Libération après des mois de privation de liberté illégale
Cinq journalistes et un militant des droits humains ont été libérés au Burkina Faso début juillet 2025, après avoir été illégalement enrôlés de force dans l’armée par la junte militaire. Ces libérations, bien que positives, soulèvent des questions sur le sort de plusieurs autres personnes portées disparues depuis 2024 sans aucune information sur leur localisation.

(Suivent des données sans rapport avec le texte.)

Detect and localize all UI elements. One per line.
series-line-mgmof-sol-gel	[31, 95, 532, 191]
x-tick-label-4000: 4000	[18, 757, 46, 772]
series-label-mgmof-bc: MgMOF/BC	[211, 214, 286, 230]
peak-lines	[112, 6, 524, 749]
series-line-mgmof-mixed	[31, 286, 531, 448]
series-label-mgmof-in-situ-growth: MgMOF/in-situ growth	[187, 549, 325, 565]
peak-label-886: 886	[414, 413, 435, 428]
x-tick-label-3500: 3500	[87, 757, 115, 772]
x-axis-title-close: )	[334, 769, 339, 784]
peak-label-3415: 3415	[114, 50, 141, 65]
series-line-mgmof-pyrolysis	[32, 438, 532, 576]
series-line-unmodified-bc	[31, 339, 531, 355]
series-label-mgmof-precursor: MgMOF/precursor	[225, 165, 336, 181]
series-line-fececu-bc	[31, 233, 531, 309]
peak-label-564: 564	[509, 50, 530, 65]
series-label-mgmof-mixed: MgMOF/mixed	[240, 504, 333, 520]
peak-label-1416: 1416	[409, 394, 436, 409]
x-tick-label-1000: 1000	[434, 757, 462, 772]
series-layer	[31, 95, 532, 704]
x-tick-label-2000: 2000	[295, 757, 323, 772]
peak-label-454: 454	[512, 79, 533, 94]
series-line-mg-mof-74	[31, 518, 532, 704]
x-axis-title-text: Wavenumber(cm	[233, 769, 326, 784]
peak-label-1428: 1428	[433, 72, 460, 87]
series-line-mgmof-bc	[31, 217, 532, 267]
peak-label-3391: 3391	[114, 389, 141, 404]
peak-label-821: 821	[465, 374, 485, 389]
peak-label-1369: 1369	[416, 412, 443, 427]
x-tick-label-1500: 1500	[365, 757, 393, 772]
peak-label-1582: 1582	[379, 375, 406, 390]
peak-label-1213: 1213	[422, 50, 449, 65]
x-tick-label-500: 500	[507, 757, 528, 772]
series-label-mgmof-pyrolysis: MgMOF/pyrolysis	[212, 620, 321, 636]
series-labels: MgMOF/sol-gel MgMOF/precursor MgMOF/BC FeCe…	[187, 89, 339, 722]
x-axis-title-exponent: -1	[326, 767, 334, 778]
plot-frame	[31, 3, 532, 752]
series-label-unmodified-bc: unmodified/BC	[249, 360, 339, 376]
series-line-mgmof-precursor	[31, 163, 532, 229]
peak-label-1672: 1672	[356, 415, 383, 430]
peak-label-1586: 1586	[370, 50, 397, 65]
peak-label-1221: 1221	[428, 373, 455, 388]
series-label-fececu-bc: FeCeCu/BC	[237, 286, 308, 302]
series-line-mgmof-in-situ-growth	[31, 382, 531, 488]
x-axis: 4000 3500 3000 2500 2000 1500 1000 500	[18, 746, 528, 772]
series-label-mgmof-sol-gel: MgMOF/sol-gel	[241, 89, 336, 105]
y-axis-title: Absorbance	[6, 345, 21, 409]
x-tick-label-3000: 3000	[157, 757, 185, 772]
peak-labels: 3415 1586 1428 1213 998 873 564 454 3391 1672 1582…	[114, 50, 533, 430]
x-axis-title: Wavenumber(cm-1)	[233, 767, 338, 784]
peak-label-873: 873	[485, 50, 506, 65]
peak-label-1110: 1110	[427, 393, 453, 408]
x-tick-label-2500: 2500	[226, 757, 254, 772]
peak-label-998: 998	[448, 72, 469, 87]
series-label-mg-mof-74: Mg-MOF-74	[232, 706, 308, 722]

Des arrestations liées à la critique du régime
Le 24 mars 2024 à Ouagadougou, Guezouma Sanogo, Boukari Ouoba et Phil Roland Zongo, membres de l’Association des journalistes du Burkina (AJB), ainsi que Luc Pagbelguem, journaliste à la chaîne privée BF1, ont été arrêtés pour avoir dénoncé les restrictions imposées à la liberté d’expression par la junte au pouvoir. Leur conscription forcée a été confirmée par une vidéo diffusée sur les réseaux sociaux le 2 avril 2024, montrant trois d’entre eux en uniforme militaire.
Quant à Phil Roland Zongo, sa conscription illégale n’a été rendue publique qu’au moment de sa libération. Son cas illustre l’opacité entourant ces pratiques répressives.

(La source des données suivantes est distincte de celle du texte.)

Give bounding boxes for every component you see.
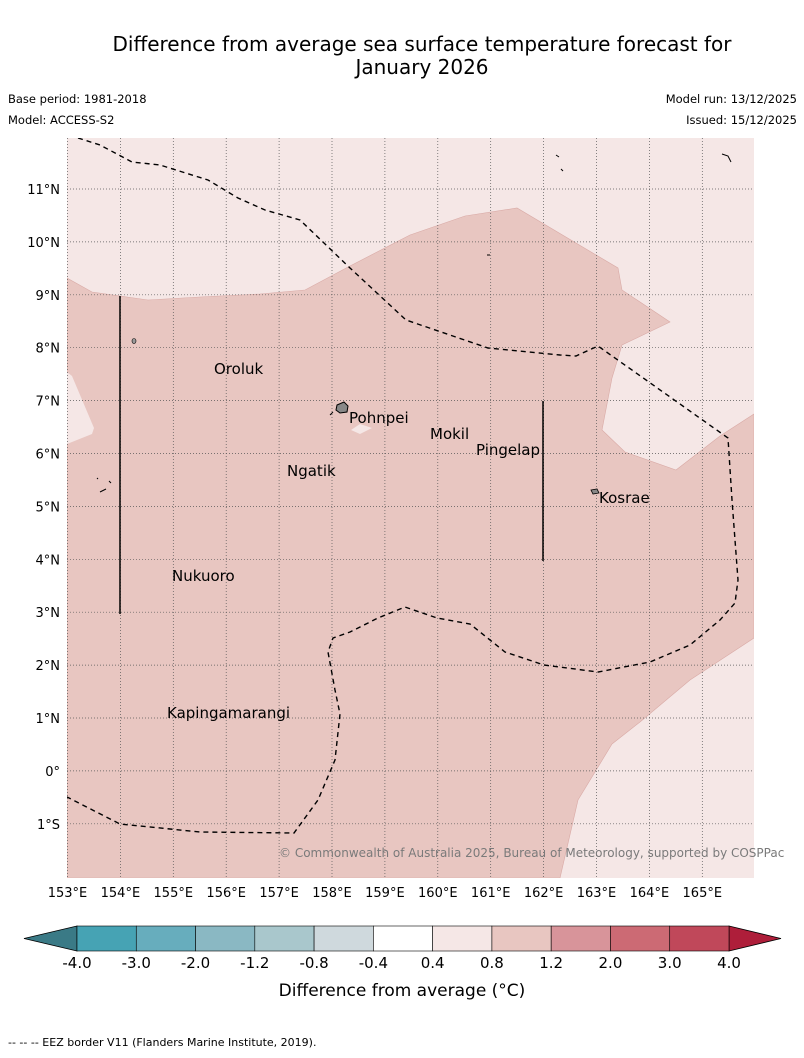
place-oroluk: Oroluk <box>214 360 263 378</box>
place-labels: Oroluk Pohnpei Mokil Pingelap Ngatik Kos… <box>167 360 650 722</box>
colorbar-tick-label: -2.0 <box>181 954 210 972</box>
colorbar-tick-label: 4.0 <box>717 954 741 972</box>
anomaly-patch-pohnpei <box>351 424 372 434</box>
colorbar-segment <box>76 925 137 952</box>
place-kapingamarangi: Kapingamarangi <box>167 704 290 722</box>
colorbar-segment <box>373 925 433 952</box>
colorbar-segment <box>254 925 315 952</box>
longitude-tick-label: 163°E <box>577 886 617 901</box>
eez-border <box>67 138 739 834</box>
title-line-2: January 2026 <box>355 55 489 79</box>
colorbar-segment <box>195 925 256 952</box>
islands <box>96 153 732 495</box>
place-pohnpei: Pohnpei <box>349 409 409 427</box>
model-run: Model run: 13/12/2025 <box>665 92 797 106</box>
latitude-tick-label: 8°N <box>36 342 61 357</box>
colorbar-tick-label: 0.4 <box>421 954 445 972</box>
colorbar-tick-label: -0.8 <box>299 954 328 972</box>
longitude-tick-label: 159°E <box>365 886 405 901</box>
copyright-notice: © Commonwealth of Australia 2025, Bureau… <box>279 846 784 860</box>
colorbar-tick-label: -3.0 <box>122 954 151 972</box>
colorbar-label: Difference from average (°C) <box>278 981 526 1001</box>
kosrae-island-shape <box>590 488 600 495</box>
map-title: Difference from average sea surface temp… <box>0 33 804 79</box>
latitude-tick-label: 1°N <box>36 712 61 727</box>
graticule <box>67 138 754 878</box>
longitude-labels: 153°E 154°E 155°E 156°E 157°E 158°E 159°E 160°E… <box>48 886 722 901</box>
longitude-tick-label: 155°E <box>154 886 194 901</box>
colorbar-segment <box>432 925 493 952</box>
longitude-tick-label: 162°E <box>524 886 564 901</box>
latitude-tick-label: 5°N <box>36 500 61 515</box>
place-kosrae: Kosrae <box>599 489 650 507</box>
anomaly-patch-west <box>67 372 94 444</box>
latitude-tick-label: 3°N <box>36 606 61 621</box>
place-mokil: Mokil <box>430 425 469 443</box>
title-line-1: Difference from average sea surface temp… <box>112 32 732 56</box>
colorbar-tick-label: 1.2 <box>539 954 563 972</box>
place-pingelap: Pingelap <box>476 441 540 459</box>
anomaly-band-0-8-1-2 <box>67 207 754 878</box>
longitude-tick-label: 164°E <box>630 886 670 901</box>
colorbar-segment <box>550 925 611 952</box>
colorbar: -4.0 -3.0 -2.0 -1.2 -0.8 -0.4 0.4 0.8 1.2 2.0 3.0 4… <box>23 925 782 972</box>
atoll-west-shape <box>131 338 137 344</box>
pohnpei-islet-mark <box>329 411 334 416</box>
place-nukuoro: Nukuoro <box>172 567 235 585</box>
colorbar-tick-label: 3.0 <box>658 954 682 972</box>
colorbar-segment <box>313 925 374 952</box>
longitude-tick-label: 156°E <box>206 886 246 901</box>
colorbar-tick-label: -4.0 <box>62 954 91 972</box>
latitude-tick-label: 9°N <box>36 289 61 304</box>
pohnpei-island-shape <box>335 401 349 414</box>
atoll-small-marks <box>96 477 112 493</box>
footer-note: -- -- -- EEZ border V11 (Flanders Marine… <box>8 1036 317 1049</box>
colorbar-segment <box>135 925 196 952</box>
latitude-labels: 11°N 10°N 9°N 8°N 7°N 6°N 5°N 4°N 3°N 2°N 1°N 0° 1°S <box>27 183 60 833</box>
colorbar-segment <box>669 925 730 952</box>
issued-date: Issued: 15/12/2025 <box>686 113 797 127</box>
colorbar-tick-label: 2.0 <box>599 954 623 972</box>
colorbar-tick-label: -1.2 <box>240 954 269 972</box>
colorbar-segment <box>610 925 671 952</box>
latitude-tick-label: 6°N <box>36 448 61 463</box>
longitude-tick-label: 158°E <box>312 886 352 901</box>
atoll-north-marks <box>555 153 732 172</box>
colorbar-over-arrow <box>728 925 782 952</box>
model-name: Model: ACCESS-S2 <box>8 113 115 127</box>
latitude-tick-label: 2°N <box>36 659 61 674</box>
longitude-tick-label: 160°E <box>418 886 458 901</box>
map-area <box>67 138 754 878</box>
base-period: Base period: 1981-2018 <box>8 92 147 106</box>
colorbar-under-arrow <box>23 925 78 952</box>
longitude-tick-label: 157°E <box>259 886 299 901</box>
latitude-tick-label: 11°N <box>27 183 60 198</box>
latitude-tick-label: 7°N <box>36 395 61 410</box>
latitude-tick-label: 1°S <box>37 818 60 833</box>
place-ngatik: Ngatik <box>287 462 336 480</box>
colorbar-tick-label: -0.4 <box>359 954 388 972</box>
colorbar-segment <box>491 925 552 952</box>
latitude-tick-label: 0° <box>45 765 60 780</box>
longitude-tick-label: 154°E <box>101 886 141 901</box>
longitude-tick-label: 165°E <box>683 886 723 901</box>
longitude-tick-label: 153°E <box>48 886 88 901</box>
colorbar-tick-label: 0.8 <box>480 954 504 972</box>
latitude-tick-label: 10°N <box>27 236 60 251</box>
latitude-tick-label: 4°N <box>36 553 61 568</box>
longitude-tick-label: 161°E <box>471 886 511 901</box>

Des disparitions forcées toujours non élucidées
Le 18 juin 2024, Kalifara Séré, commentateur sur BF1 TV, a disparu après une réunion avec le Conseil supérieur de la communication (CSC), l’autorité de régulation des médias au Burkina Faso. Ce dernier avait exprimé des doutes sur l’authenticité de photographies du chef de l’État. En octobre 2024, les autorités ont confirmé son enrôlement forcé, tout comme celui de deux autres journalistes, Serge Oulon et Adama Bayala, dont le sort reste inconnu.
Un autre cas inquiétant concerne Lamine Ouattara, membre du Mouvement burkinabè des droits de l’homme et des peuples (MBDHP), enlevé à son domicile par des hommes en civil se prétendant membres des services de renseignement. Des proches ont confirmé son enrôlement illégal.
Une stratégie de répression systématique
Human Rights Watch a documenté l’utilisation par la junte d’une loi d’urgence pour réprimer les voix critiques. Cette loi permet d’enrôler de force des journalistes, des militants des droits humains et même des magistrats, afin de les faire taire. Pourtant, la conscription légale doit respecter des règles strictes : informer les conscrits de la durée de leur service et leur offrir la possibilité de contester cette obligation.
Les autorités burkinabè doivent mettre fin immédiatement à ces pratiques illégales et libérer toutes les personnes encore détenues arbitrairement. La conscription ne doit plus servir d’outil de répression contre les médias et les opposants.